Step-by-step explanation:
a. Combining like terms:
\[ x + x - 3 + 4x^2 + 2x - x = 6x + 4x^2 - 3 \]
b. Combining like terms:
\[ 8x^2 + 3x - 13x^2 + 10x^2 - 25x - x = 5x^2 - 19x \]
c. No like terms to combine:
\[ 4x + 3y \]
d. Combining like terms:
\[ 20 + 3xy - 3 + 4y^2 + 10 - 2y^2 = 30 + 3xy + 2y^2 \]
Step-by-step explanation:
a. Like terms are those with the same variable(s) raised to the same exponent(s). In this case, \( x \) is the common variable. Combining like terms involves adding or subtracting the coefficients of \( x \) and the constants separately.
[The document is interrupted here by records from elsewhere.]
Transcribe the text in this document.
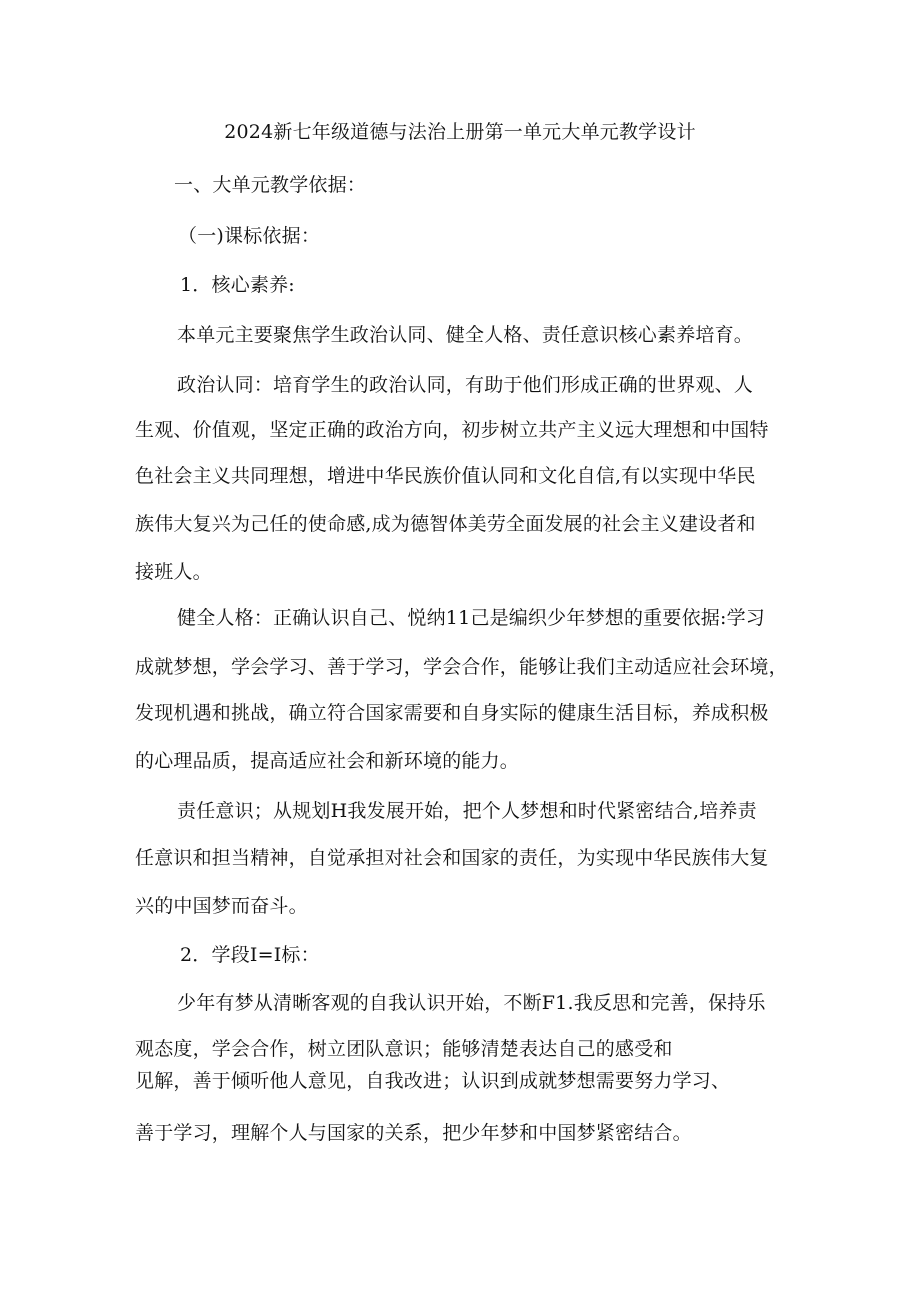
2024新七年级道德与法治上册第一单元大单元教学设计
一、大单元教学依据：
（一)课标依据：
1．核心素养:
本单元主要聚焦学生政治认同、健全人格、责任意识核心素养培育。
政治认同：培育学生的政治认同，有助于他们形成正确的世界观、人
生观、价值观，坚定正确的政治方向，初步树立共产主义远大理想和中国特
色社会主义共同理想，增进中华民族价值认同和文化自信,有以实现中华民
族伟大复兴为己任的使命感,成为德智体美劳全面发展的社会主义建设者和
接班人。
健全人格：正确认识自己、悦纳11己是编织少年梦想的重要依据:学习
成就梦想，学会学习、善于学习，学会合作，能够让我们主动适应社会环境，
发现机遇和挑战，确立符合国家需要和自身实际的健康生活目标，养成积极
的心理品质，提高适应社会和新环境的能力。
责任意识；从规划H我发展开始，把个人梦想和时代紧密结合,培养责
任意识和担当精神，自觉承担对社会和国家的责任，为实现中华民族伟大复
兴的中国梦而奋斗。
2．学段I=I标：
少年有梦从清晰客观的自我认识开始，不断F1.我反思和完善，保持乐
观态度，学会合作，树立团队意识；能够清楚表达自己的感受和
见解，善于倾听他人意见，自我改进；认识到成就梦想需要努力学习、
善于学习，理解个人与国家的关系，把少年梦和中国梦紧密结合。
b. Similar to the first case, \( x^2 \) terms can be combined by adding their coefficients, and \( x \) terms can also be combined.
c. \( 4x \) and \( 3y \) are not like terms because they involve different variables. Thus, they cannot be combined.
d. Like terms are \( 3xy \) and \( 2y^2 \) as they share the variable \( y \). \( 20 \), \( -3 \), \( 10 \), and \( -3 \) are constants and can be combined as well.